We’re going to have predicted grades for the Leaving Cert. We don’t have full details on how the mechanism is going to work yet, but assuming the people in charge are literate in experimental design and statistics we can guess the main ideas. A key question: are they going to publish details of the model?
A lot of people are worried about some specific potential weaknesses in the system. Some are real, some are not, some are real but no worse than in a normal year. Some are systematic, and some are random. Some can be mitigated, some can’t. This post tries to sort them out.
The teacher will tend to award lower grades to students they dislike. Unavoidable. Both conscious and unconscious bias could be in play here. But the effect size can be reduced by requiring evidence-based decisions.
Students who tend to appear weak early in the cycle, relative to exams, will be disadvantaged. Unavoidable, but the effect size can be reduced by taking into account Junior Cert results, which are at the end of a cycle. Also, everyone works harder and knows more at the end of the cycle than they did earlier, so this effect doesn’t pick out a subgroup unfairly.
Some schools use open-book mock exams, or different standards of mock exams, or harsher grading. This doesn’t matter. Think of the mock exam result as an independent variable in a linear relationship with the final exam result, within each school.
Teachers will be under pressure from students and parents. The Minister should loudly, publicly, require principals and teachers to log all communication with students, parents, and families – verbal, written, electronic – which touches on the Leaving Certificate. This would help somewhat to put a doubt in parents’ minds about seeking to pressure teachers. I think this policy would be better than setting up an official channel of communication via principals, because the effect of that would be that disallowed direct communication with teacher would continue but would not be logged by teachers.

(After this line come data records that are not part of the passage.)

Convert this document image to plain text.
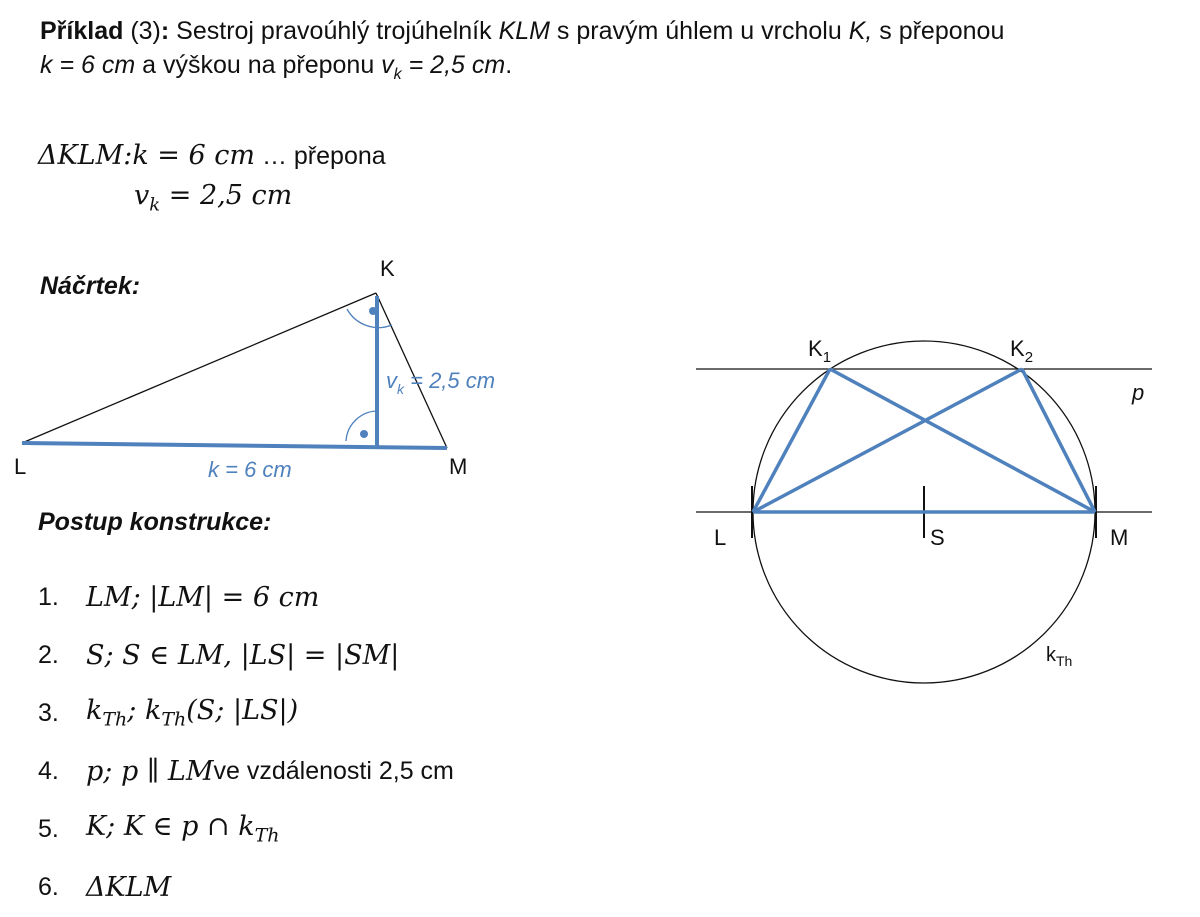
Příklad (3): Sestroj pravoúhlý trojúhelník KLM s pravým úhlem u vrcholu K, s přeponou
k = 6 cm a výškou na přeponu $v_k = 2,5$ cm.
ΔKLM:k = 6 cm … přepona
$v_k = 2,5$ cm
Náčrtek:
Postup konstrukce:
1.	LM; |LM| = 6 cm
2.	S; S ∈ LM, |LS| = |SM|
3.	$k_{Th}$; $k_{Th}(S$; |LS|)
4.	p; p ∥ LM ve vzdálenosti 2,5 cm
5.	K; K ∈ p ∩ $k_{Th}$
6.	ΔKLM
K
L	M
k = 6 cm
$v_k = 2,5$ cm
$K_1$	$K_2$
p
L	S	M
$k_{Th}$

Students in weaker schools, non-fee paying schools, disadvantaged schools, or schools with lower mean historical grades in the exam will be unfairly adjusted downwards. (A note on terminology: I don’t know a good catch-all term for these schools. What I know for sure is that terms like “under-performing schools” or “weaker schools” might imply the wrong thing. School performance should be measured by outcomes relative to ability and other variables at intake, not by raw outcomes. When people say “under-performing schools” they’re talking about raw outcomes. This is an issue that transcends Covid-19 and Leaving Cert 2020.) Of course, students in these schools are disadvantaged in many ways – they always were. But the new mechanism will not make this worse. The teacher produces a predicted grade for their whole class. If this distribution is far higher or lower than the historical distribution for that class, it will be adjusted to approximately match. This prevents grade inflation by generous/weak-willed teachers (or the opposite, presumably rarer). Yes, the distribution for a historically lower-grades school will be lower, but that doesn’t mean a student in such a school is more likely to have their predicted grades adjusted downwards. Consider two students of equal ability, in two schools of very different historical grade distributions. It must follow that they are at very different percentiles within their schools. Also, if neither school’s distribution of predicted grades is out of line with historical data, there’s no adjustment, and they receive equal grades. If the student in the “weaker school” (scare quotes) receives the higher predicted grade, then (in expectation) that is because their teacher gave more generous grades to their class, and they’ll be adjusted downward – (in expectation) to the same grade as the student in the “stronger school”. There is no reason to expect that teachers in “weaker schools” are more prone to inflation or generosity.
Biased officials in the Department are likely to be more generous to fee-paying or middle-class schools. This is a distinct point from the above, because it’s about the human factor as opposed to the system. As argued above, I don’t buy that “weaker schools” are disadvantaged by the new mechanism, but they could be by the human factor. To try to mitigate this, again, there has to evidence-based decision-making. In order to make a downward adjustment to Disdvantaged School D, as opposed to Fee-paying School F, the claim that has to be supported is not that School D historically gets worse grades than School F. Instead, the biased officials must be required to show that the teachers in School D have inflated grades, relative to previous years in School D (whereas those in School F haven’t).
How can we know whether a distribution of predicted grades is too far out of line from previous years? We know this because we can examine the year-to-year variation of true grades, and set a confidence interval based on that.
What if a class is particularly strong relative to previous years? Obviously, the teacher will be predicting a higher distribution of grades, and it will appear out of line with their historical distribution, and so would be adjusted downwards. But if a teacher and school believe it is an exceptionally strong year, they should be allowed to make this case – e.g. based on performance at Junior Cert or mock exams, relative to their previous years’ comparable results. This doesn’t involve inter-school comparisons of mock exams.
There just isn’t a sufficiently strong correlation between predicted grades and true grades. I have seen the figure of 16% of grades agreeing, in the UK, where predicted grades have been used for several purposes for many years. Experience matters. The proportion of grades that agree is a vulnerable metric – a plain old Pearson correlation would be better. Either way, this is a real weakness. But – perhaps importantly – while some of the error is due to systematic effects, e.g. conscious or unconscious bias, probably most of the error is unsystematic. Predicting grades is just hard. This introduces something of a lottery to the result, but lotteries are “fair” in a particular sense.